I happen to think that's taking the precautionary principal a few steps too far - but your body, your choice.
It's not just 'cancer.' Here's an interesting read from The Journal of Biological Physics and Chemistry:
Glyphosate pathways to modern diseases VI: Prions, amyloidoses and autoimmune
neurological diseases
http://www.amsi.ge/jbpc/11717/25SA16A.pdf

But you are absolutely right, it affects more than just soybeans.
 
I keep seeing "pure cane sugar" printed on bags in the store :confused:

(But I suppose the bags in the store are only a small part of the sugar we eat, and I don't know whether cane sugar or beet sugar is usually used in candy, beverages, bakery goods, and so forth.)
Pure Cane on the bag sugar. Sugar beets almost everywhere else you see sugar on a label. Because Corn Syrup is *usually* disclosed as corn syrup.

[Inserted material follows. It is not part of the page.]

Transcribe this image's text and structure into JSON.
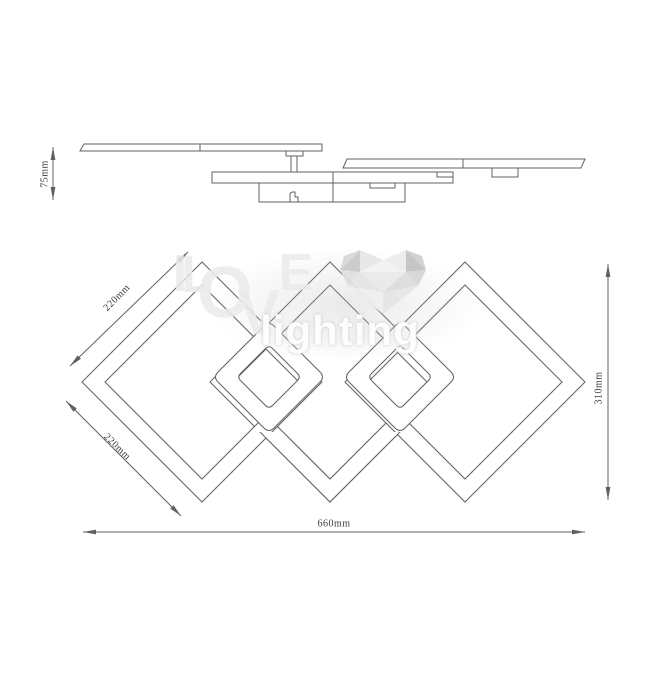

because we humans will pay a price premium for some ingredients, in pure form - but much less of one when the ingredient is one of many.
 
Funny I just read an article this week in the paper that there is Glyphosate in something like 85% of the population's urine, LOL. For the OP, you will have to feed your birds a good feed, they will probably eat less in the warmer months & in my honest opinion, truly free range eggs would be much more appealing. It is not complicated. Good luck!
 
It's not just 'cancer.' Here's an interesting read from The Journal of Biological Physics and Chemistry:
Glyphosate pathways to modern diseases VI: Prions, amyloidoses and autoimmune
neurological diseases
http://www.amsi.ge/jbpc/11717/25SA16A.pdf

But you are absolutely right, it affects more than just soybeans.
Interesting read, long on what ifs, short on sample size.

Honestly, when you are dealing with statitstical association of diseases for which there is no test, and further, diseases which are said to exist on a "spectrum", you are already starting on a very tenuous foundation.

They've proposed mechanisms, lets see them demonstrate the chemical processes in a lab setting.

and thank you for the link - its a proposed mechanism, which is more than mostr offer.